Health Affairs | 2015
Laura K. Cobb; Cheryl A.M. Anderson; Lawrence J. Appel; Jessica C. Jones-Smith; Usama Bilal; Joel Gittelsohn; Manuel Franco
As part of a 2009 revision to the Special Supplemental Nutrition Program for Women, Infants, and Children (WIC) program, the Department of Agriculture required WIC-authorized stores to stock additional varieties of healthy food. The long-term effects of this policy on access to healthy food are unknown. Using surveys conducted in 118 Baltimore City, Maryland, food stores in 2006 and 2012, we examined associations of the change in healthy food availability with store type, neighborhood demographics, and the 2009 WIC policy change.

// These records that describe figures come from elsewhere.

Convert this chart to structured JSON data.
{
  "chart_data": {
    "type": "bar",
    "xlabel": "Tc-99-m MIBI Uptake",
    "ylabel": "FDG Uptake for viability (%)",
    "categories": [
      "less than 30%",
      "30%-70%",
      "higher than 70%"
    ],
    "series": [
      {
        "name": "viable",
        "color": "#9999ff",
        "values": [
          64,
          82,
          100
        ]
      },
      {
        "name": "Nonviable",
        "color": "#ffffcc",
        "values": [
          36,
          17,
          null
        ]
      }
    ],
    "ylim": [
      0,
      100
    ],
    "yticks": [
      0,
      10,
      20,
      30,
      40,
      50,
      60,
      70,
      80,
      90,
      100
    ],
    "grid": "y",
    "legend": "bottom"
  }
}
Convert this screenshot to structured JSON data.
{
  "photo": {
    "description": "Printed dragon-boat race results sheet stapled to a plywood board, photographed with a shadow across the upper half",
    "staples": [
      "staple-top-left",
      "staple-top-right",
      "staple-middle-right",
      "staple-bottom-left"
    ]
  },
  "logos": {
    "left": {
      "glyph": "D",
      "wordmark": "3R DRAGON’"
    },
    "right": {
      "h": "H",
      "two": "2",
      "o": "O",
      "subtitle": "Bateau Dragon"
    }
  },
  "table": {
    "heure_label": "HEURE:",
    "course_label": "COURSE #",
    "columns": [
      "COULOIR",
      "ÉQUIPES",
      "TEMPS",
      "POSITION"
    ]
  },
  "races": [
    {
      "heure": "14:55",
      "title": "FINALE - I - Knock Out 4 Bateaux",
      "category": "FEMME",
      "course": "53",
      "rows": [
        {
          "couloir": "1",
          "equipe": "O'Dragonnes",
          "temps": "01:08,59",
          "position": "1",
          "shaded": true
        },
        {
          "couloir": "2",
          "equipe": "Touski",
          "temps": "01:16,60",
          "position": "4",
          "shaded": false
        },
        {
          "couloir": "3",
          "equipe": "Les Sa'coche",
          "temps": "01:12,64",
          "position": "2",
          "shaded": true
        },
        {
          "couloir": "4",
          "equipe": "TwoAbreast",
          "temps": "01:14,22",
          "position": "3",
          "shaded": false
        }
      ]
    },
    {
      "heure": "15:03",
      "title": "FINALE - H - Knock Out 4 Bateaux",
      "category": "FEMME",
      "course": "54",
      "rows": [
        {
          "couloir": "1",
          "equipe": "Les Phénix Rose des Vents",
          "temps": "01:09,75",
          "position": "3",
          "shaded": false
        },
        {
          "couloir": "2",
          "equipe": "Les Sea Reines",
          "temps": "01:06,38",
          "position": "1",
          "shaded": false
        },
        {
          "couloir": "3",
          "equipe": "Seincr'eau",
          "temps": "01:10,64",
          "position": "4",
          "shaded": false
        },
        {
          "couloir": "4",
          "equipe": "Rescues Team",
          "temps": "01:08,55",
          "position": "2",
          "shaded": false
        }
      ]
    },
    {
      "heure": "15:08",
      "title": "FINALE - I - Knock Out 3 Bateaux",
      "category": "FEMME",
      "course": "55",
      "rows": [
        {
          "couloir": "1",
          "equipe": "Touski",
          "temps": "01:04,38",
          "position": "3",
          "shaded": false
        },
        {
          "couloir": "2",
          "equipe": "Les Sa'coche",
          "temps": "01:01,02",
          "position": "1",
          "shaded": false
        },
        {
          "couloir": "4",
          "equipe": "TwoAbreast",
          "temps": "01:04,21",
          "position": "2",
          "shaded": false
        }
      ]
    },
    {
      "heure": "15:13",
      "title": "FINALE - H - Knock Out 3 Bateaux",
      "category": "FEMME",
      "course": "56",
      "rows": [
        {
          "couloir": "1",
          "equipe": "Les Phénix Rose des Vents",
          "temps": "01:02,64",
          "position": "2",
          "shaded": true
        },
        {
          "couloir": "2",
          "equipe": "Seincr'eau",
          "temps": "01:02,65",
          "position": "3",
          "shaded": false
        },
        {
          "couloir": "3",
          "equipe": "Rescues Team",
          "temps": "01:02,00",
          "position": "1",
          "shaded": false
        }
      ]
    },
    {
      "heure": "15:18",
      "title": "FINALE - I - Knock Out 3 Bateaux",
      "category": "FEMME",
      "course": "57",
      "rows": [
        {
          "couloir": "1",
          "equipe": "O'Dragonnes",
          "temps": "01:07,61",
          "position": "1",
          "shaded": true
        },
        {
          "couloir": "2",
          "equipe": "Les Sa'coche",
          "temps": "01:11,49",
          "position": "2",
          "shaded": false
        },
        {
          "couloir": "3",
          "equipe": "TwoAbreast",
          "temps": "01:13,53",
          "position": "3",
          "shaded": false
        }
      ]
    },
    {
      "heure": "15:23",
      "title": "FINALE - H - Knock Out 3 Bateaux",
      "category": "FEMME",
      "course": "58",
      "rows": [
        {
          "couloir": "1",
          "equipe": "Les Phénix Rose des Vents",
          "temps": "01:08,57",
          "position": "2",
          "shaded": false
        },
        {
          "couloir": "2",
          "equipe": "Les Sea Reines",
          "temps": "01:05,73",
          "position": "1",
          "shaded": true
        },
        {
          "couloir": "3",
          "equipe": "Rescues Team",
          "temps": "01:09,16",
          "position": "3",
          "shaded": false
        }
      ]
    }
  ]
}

Overall, healthy food availability improved significantly between 2006 and 2012, with the greatest increases in corner stores and in census tracts with more than 60 percent black residents. On an 11-point scale measuring availability of fruit (3 points), vegetables (4 points), bread (2 points), and milk (2 points), the WIC policy change was associated with a 0.72-point increase in WIC-relevant healthy food availability, while joining WIC was associated with a 0.99-point increase. Stores that carry a limited variety of food items may be more receptive to stocking healthier food than previously thought, particularly within neighborhoods with a majority of black residents. Policies targeting healthy food availability have the potential to increase availability and decrease health disparities.